The taxpayer had been a self-employed financial adviser tied to AD. In 1995 she wanted to retire. In February 1995 she agreed to sell the goodwill of business for a sum of £8,000 to another adviser, Y. This sale was not completed until August 1995. The mechanics of the sale were that Y would pay the £8,000 to AD who would then pay this to the taxpayer (disposer) less AD's fee.
So AD was inserted as a 'middleman'. In April 1995 the taxpayer entered into an agreement to continue to manage the business for 12 months or until a subsequent sale by AD, if earlier.
At the same time the taxpayer agreed to sell to AD the benefit of contracts concluded with her clients and her entitlement to commission from these contracts.
The price was £33,415.50 payable immediately and £11,138.50 payable 12 months later.
In the period between the sale to AD and AD's subsequent sale to Y the taxpayer (acting as agent) sold only one policy.
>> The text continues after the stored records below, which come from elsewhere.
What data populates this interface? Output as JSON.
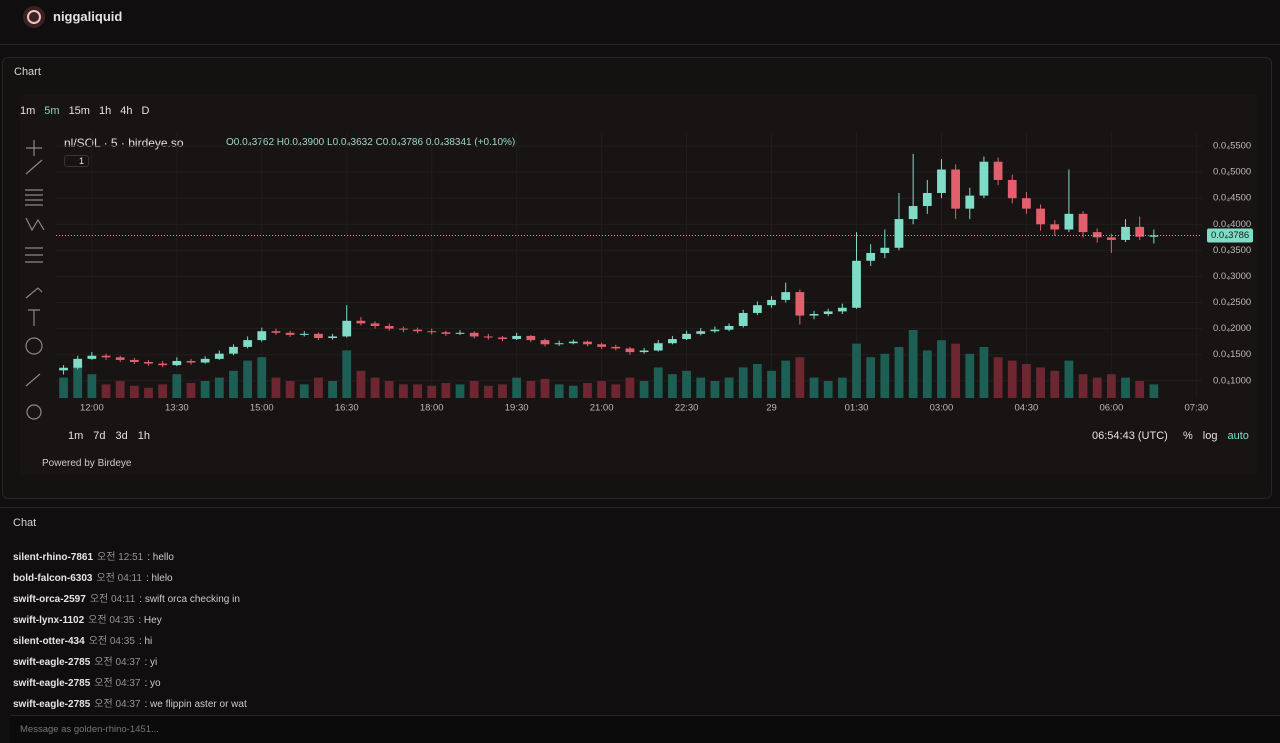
{
  "header": {
    "title": "niggaliquid"
  },
  "chart_panel": {
    "label": "Chart",
    "intervals": [
      "1m",
      "5m",
      "15m",
      "1h",
      "4h",
      "D"
    ],
    "active_interval": 1,
    "symbol": "nl/SOL · 5 · birdeye.so",
    "ohlc": "O0.0₄3762 H0.0₄3900 L0.0₄3632 C0.0₄3786 0.0₄38341 (+0.10%)",
    "indicator_count": "1",
    "ranges": [
      "1m",
      "7d",
      "3d",
      "1h"
    ],
    "clock": "06:54:43 (UTC)",
    "scale_options": [
      "%",
      "log",
      "auto"
    ],
    "powered_by": "Powered by Birdeye"
  },
  "chart_data": {
    "type": "candlestick",
    "up_color": "#7fdcc6",
    "down_color": "#e2606e",
    "up_volume_color": "#1e5f55",
    "down_volume_color": "#6e2731",
    "grid": true,
    "x": [
      0,
      15,
      30,
      45,
      60,
      75,
      90,
      105,
      120,
      135,
      150,
      165,
      180,
      195,
      210,
      225,
      240,
      255,
      270,
      285,
      300,
      315,
      330,
      345,
      360,
      375,
      390,
      405,
      420,
      435,
      450,
      465,
      480,
      495,
      510,
      525,
      540,
      555,
      570,
      585,
      600,
      615,
      630,
      645,
      660,
      675,
      690,
      705,
      720,
      735,
      750,
      765,
      780,
      795,
      810,
      825,
      840,
      855,
      870,
      885,
      900,
      915,
      930,
      945,
      960,
      975,
      990,
      1005,
      1020,
      1035,
      1050,
      1065,
      1080,
      1095,
      1110,
      1125,
      1140,
      1155
    ],
    "open": [
      1.2e-05,
      1.25e-05,
      1.42e-05,
      1.48e-05,
      1.45e-05,
      1.4e-05,
      1.36e-05,
      1.33e-05,
      1.3e-05,
      1.38e-05,
      1.35e-05,
      1.42e-05,
      1.52e-05,
      1.65e-05,
      1.78e-05,
      1.95e-05,
      1.92e-05,
      1.88e-05,
      1.9e-05,
      1.82e-05,
      1.85e-05,
      2.15e-05,
      2.1e-05,
      2.05e-05,
      2e-05,
      1.98e-05,
      1.95e-05,
      1.93e-05,
      1.9e-05,
      1.92e-05,
      1.85e-05,
      1.83e-05,
      1.8e-05,
      1.86e-05,
      1.78e-05,
      1.7e-05,
      1.72e-05,
      1.75e-05,
      1.7e-05,
      1.65e-05,
      1.62e-05,
      1.55e-05,
      1.58e-05,
      1.72e-05,
      1.8e-05,
      1.9e-05,
      1.95e-05,
      1.98e-05,
      2.05e-05,
      2.3e-05,
      2.45e-05,
      2.55e-05,
      2.7e-05,
      2.25e-05,
      2.28e-05,
      2.33e-05,
      2.4e-05,
      3.3e-05,
      3.45e-05,
      3.55e-05,
      4.1e-05,
      4.35e-05,
      4.6e-05,
      5.05e-05,
      4.3e-05,
      4.55e-05,
      5.2e-05,
      4.85e-05,
      4.5e-05,
      4.3e-05,
      4e-05,
      3.9e-05,
      4.2e-05,
      3.85e-05,
      3.75e-05,
      3.7e-05,
      3.95e-05,
      3.762e-05
    ],
    "high": [
      1.3e-05,
      1.48e-05,
      1.55e-05,
      1.52e-05,
      1.48e-05,
      1.44e-05,
      1.4e-05,
      1.38e-05,
      1.45e-05,
      1.42e-05,
      1.47e-05,
      1.58e-05,
      1.7e-05,
      1.85e-05,
      2.02e-05,
      2e-05,
      1.96e-05,
      1.95e-05,
      1.93e-05,
      1.9e-05,
      2.45e-05,
      2.22e-05,
      2.14e-05,
      2.1e-05,
      2.04e-05,
      2.02e-05,
      2e-05,
      1.96e-05,
      1.97e-05,
      1.95e-05,
      1.9e-05,
      1.86e-05,
      1.92e-05,
      1.88e-05,
      1.81e-05,
      1.77e-05,
      1.79e-05,
      1.77e-05,
      1.73e-05,
      1.69e-05,
      1.65e-05,
      1.63e-05,
      1.78e-05,
      1.86e-05,
      1.96e-05,
      2.01e-05,
      2.04e-05,
      2.1e-05,
      2.36e-05,
      2.52e-05,
      2.62e-05,
      2.88e-05,
      2.75e-05,
      2.34e-05,
      2.38e-05,
      2.48e-05,
      3.85e-05,
      3.62e-05,
      3.9e-05,
      4.6e-05,
      5.35e-05,
      4.85e-05,
      5.25e-05,
      5.15e-05,
      4.7e-05,
      5.3e-05,
      5.28e-05,
      4.95e-05,
      4.62e-05,
      4.38e-05,
      4.08e-05,
      5.05e-05,
      4.25e-05,
      3.92e-05,
      3.82e-05,
      4.1e-05,
      4.15e-05,
      3.9e-05
    ],
    "low": [
      1.12e-05,
      1.22e-05,
      1.4e-05,
      1.4e-05,
      1.36e-05,
      1.32e-05,
      1.29e-05,
      1.26e-05,
      1.28e-05,
      1.31e-05,
      1.33e-05,
      1.4e-05,
      1.49e-05,
      1.62e-05,
      1.75e-05,
      1.88e-05,
      1.84e-05,
      1.85e-05,
      1.78e-05,
      1.79e-05,
      1.83e-05,
      2.06e-05,
      2e-05,
      1.96e-05,
      1.93e-05,
      1.91e-05,
      1.89e-05,
      1.86e-05,
      1.88e-05,
      1.81e-05,
      1.79e-05,
      1.76e-05,
      1.78e-05,
      1.74e-05,
      1.66e-05,
      1.67e-05,
      1.7e-05,
      1.66e-05,
      1.61e-05,
      1.58e-05,
      1.5e-05,
      1.52e-05,
      1.56e-05,
      1.7e-05,
      1.78e-05,
      1.87e-05,
      1.92e-05,
      1.95e-05,
      2.02e-05,
      2.26e-05,
      2.4e-05,
      2.5e-05,
      2.08e-05,
      2.18e-05,
      2.24e-05,
      2.28e-05,
      2.38e-05,
      3.2e-05,
      3.35e-05,
      3.5e-05,
      4e-05,
      4.2e-05,
      4.5e-05,
      4.1e-05,
      4.1e-05,
      4.5e-05,
      4.75e-05,
      4.4e-05,
      4.2e-05,
      3.88e-05,
      3.78e-05,
      3.85e-05,
      3.75e-05,
      3.65e-05,
      3.45e-05,
      3.66e-05,
      3.7e-05,
      3.632e-05
    ],
    "close": [
      1.25e-05,
      1.42e-05,
      1.48e-05,
      1.45e-05,
      1.4e-05,
      1.36e-05,
      1.33e-05,
      1.3e-05,
      1.38e-05,
      1.35e-05,
      1.42e-05,
      1.52e-05,
      1.65e-05,
      1.78e-05,
      1.95e-05,
      1.92e-05,
      1.88e-05,
      1.9e-05,
      1.82e-05,
      1.85e-05,
      2.15e-05,
      2.1e-05,
      2.05e-05,
      2e-05,
      1.98e-05,
      1.95e-05,
      1.93e-05,
      1.9e-05,
      1.92e-05,
      1.85e-05,
      1.83e-05,
      1.8e-05,
      1.86e-05,
      1.78e-05,
      1.7e-05,
      1.72e-05,
      1.75e-05,
      1.7e-05,
      1.65e-05,
      1.62e-05,
      1.55e-05,
      1.58e-05,
      1.72e-05,
      1.8e-05,
      1.9e-05,
      1.95e-05,
      1.98e-05,
      2.05e-05,
      2.3e-05,
      2.45e-05,
      2.55e-05,
      2.7e-05,
      2.25e-05,
      2.28e-05,
      2.33e-05,
      2.4e-05,
      3.3e-05,
      3.45e-05,
      3.55e-05,
      4.1e-05,
      4.35e-05,
      4.6e-05,
      5.05e-05,
      4.3e-05,
      4.55e-05,
      5.2e-05,
      4.85e-05,
      4.5e-05,
      4.3e-05,
      4e-05,
      3.9e-05,
      4.2e-05,
      3.85e-05,
      3.75e-05,
      3.7e-05,
      3.95e-05,
      3.762e-05,
      3.786e-05
    ],
    "volume": [
      30,
      45,
      35,
      20,
      25,
      18,
      15,
      20,
      35,
      22,
      25,
      30,
      40,
      55,
      60,
      30,
      25,
      20,
      30,
      25,
      70,
      40,
      30,
      25,
      20,
      20,
      18,
      22,
      20,
      25,
      18,
      20,
      30,
      25,
      28,
      20,
      18,
      22,
      25,
      20,
      30,
      25,
      45,
      35,
      40,
      30,
      25,
      30,
      45,
      50,
      40,
      55,
      60,
      30,
      25,
      30,
      80,
      60,
      65,
      75,
      100,
      70,
      85,
      80,
      65,
      75,
      60,
      55,
      50,
      45,
      40,
      55,
      35,
      30,
      35,
      30,
      25,
      20
    ],
    "last_price": 3.786e-05,
    "last_price_label": "0.0₄3786",
    "xlim": [
      -8,
      1206
    ],
    "xticks": [
      {
        "value": 30,
        "label": "12:00"
      },
      {
        "value": 120,
        "label": "13:30"
      },
      {
        "value": 210,
        "label": "15:00"
      },
      {
        "value": 300,
        "label": "16:30"
      },
      {
        "value": 390,
        "label": "18:00"
      },
      {
        "value": 480,
        "label": "19:30"
      },
      {
        "value": 570,
        "label": "21:00"
      },
      {
        "value": 660,
        "label": "22:30"
      },
      {
        "value": 750,
        "label": "29"
      },
      {
        "value": 840,
        "label": "01:30"
      },
      {
        "value": 930,
        "label": "03:00"
      },
      {
        "value": 1020,
        "label": "04:30"
      },
      {
        "value": 1110,
        "label": "06:00"
      },
      {
        "value": 1200,
        "label": "07:30"
      }
    ],
    "ylim": [
      6.7e-06,
      5.75e-05
    ],
    "yticks": [
      {
        "value": 1e-05,
        "label": "0.0₄1000"
      },
      {
        "value": 1.5e-05,
        "label": "0.0₄1500"
      },
      {
        "value": 2e-05,
        "label": "0.0₄2000"
      },
      {
        "value": 2.5e-05,
        "label": "0.0₄2500"
      },
      {
        "value": 3e-05,
        "label": "0.0₄3000"
      },
      {
        "value": 3.5e-05,
        "label": "0.0₄3500"
      },
      {
        "value": 4e-05,
        "label": "0.0₄4000"
      },
      {
        "value": 4.5e-05,
        "label": "0.0₄4500"
      },
      {
        "value": 5e-05,
        "label": "0.0₄5000"
      },
      {
        "value": 5.5e-05,
        "label": "0.0₄5500"
      }
    ]
  },
  "chat": {
    "label": "Chat",
    "placeholder": "Message as golden-rhino-1451...",
    "messages": [
      {
        "name": "silent-rhino-7861",
        "time": "오전 12:51",
        "text": ": hello"
      },
      {
        "name": "bold-falcon-6303",
        "time": "오전 04:11",
        "text": ": hlelo"
      },
      {
        "name": "swift-orca-2597",
        "time": "오전 04:11",
        "text": ": swift orca checking in"
      },
      {
        "name": "swift-lynx-1102",
        "time": "오전 04:35",
        "text": ": Hey"
      },
      {
        "name": "silent-otter-434",
        "time": "오전 04:35",
        "text": ": hi"
      },
      {
        "name": "swift-eagle-2785",
        "time": "오전 04:37",
        "text": ": yi"
      },
      {
        "name": "swift-eagle-2785",
        "time": "오전 04:37",
        "text": ": yo"
      },
      {
        "name": "swift-eagle-2785",
        "time": "오전 04:37",
        "text": ": we flippin aster or wat"
      }
    ]
  }
}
The taxpayer claimed that she ceased business when it was sold to AD in April 1995, and that the work she did until August, when the business was transferred to Y, was as an agent for AD.
In April, when the business was transferred to AD, AD paid £8,000 (the price for the goodwill agreed between the taxpayer and Y) plus a sum in excess of £40,000 that represented commissions earned by the taxpayer. It was the taxpayers position that the total of these sums represented the capital value of the business, as the right to receive the commissions she had earned had been sold to AD.
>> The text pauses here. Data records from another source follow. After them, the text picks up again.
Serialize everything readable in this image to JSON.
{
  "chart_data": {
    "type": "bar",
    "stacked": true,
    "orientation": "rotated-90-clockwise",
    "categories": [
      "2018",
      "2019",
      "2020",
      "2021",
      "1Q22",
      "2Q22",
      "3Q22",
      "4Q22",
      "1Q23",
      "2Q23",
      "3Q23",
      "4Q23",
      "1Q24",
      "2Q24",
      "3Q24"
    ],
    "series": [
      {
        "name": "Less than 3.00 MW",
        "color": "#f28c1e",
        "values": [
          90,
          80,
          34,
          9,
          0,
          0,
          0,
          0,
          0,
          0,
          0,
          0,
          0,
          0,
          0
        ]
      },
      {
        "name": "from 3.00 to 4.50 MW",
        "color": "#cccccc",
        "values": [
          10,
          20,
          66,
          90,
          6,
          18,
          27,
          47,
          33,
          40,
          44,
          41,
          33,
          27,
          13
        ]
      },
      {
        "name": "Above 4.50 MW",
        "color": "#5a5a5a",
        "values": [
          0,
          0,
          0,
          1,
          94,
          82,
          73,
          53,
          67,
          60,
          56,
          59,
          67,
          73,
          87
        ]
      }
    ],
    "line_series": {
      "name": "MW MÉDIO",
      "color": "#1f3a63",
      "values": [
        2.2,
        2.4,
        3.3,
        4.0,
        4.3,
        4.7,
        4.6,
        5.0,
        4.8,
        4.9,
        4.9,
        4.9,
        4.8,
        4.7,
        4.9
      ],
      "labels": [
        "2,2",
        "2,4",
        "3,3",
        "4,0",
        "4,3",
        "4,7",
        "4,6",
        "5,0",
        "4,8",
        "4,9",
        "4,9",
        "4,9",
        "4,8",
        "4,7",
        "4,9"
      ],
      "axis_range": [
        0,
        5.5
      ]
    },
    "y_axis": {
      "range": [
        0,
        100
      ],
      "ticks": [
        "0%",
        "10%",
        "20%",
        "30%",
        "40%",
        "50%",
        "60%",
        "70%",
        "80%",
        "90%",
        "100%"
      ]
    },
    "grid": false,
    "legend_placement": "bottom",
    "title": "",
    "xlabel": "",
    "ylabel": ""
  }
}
In August 1995 AD then sold the business to Y for £8,000 as originally intended.
The commissioners did not accept that the taxpayer had ceased trading before the transfer of the business to Y. Even though the £8,000 paid by AD to the taxpayer, and later by Y to AD was not in dispute, i.e. it was accepted that this was a capital sum, the commissioners did not accept that there had been a transfer of the business to AD in April 1995.
The commissioners agreed with the Revenue that using the Ramsey principles (i.e. substance over form) there was in fact only one transaction i.e. that between the taxpayer and Y.
The consideration that the taxpayer received (indirectly) from Y was only £8,000, as the right to receive commissions earned by the taxpayer had not been transferred to Y. The insertion of AD as a "middleman" had no commercial purpose from the taxpayers perspective other than to avoid tax. AD's purpose in operating the scheme was not seen as relevant to the arguments of the taxpayer.
Therefore the sums representing the sale of commissions paid by AD after the "supposed" April transfer were deemed to be income subject to income tax.
It is assumed that this arrangement fell under what is generally known in the financial services as a "practice buy-out" arrangement. One would not be surprised if, to the uninitiated, the facts of this case look somewhat convoluted and the scheme more than a little fatuous. It is not known whether this scheme was typical of others operated by AD and other companies. Regardless of this all of those operating practice buy-out arrangements should, as a result of this case, consider the tax implications.
Of course, it must not be forgotten that this case is nevertheless a commissioner's decision only.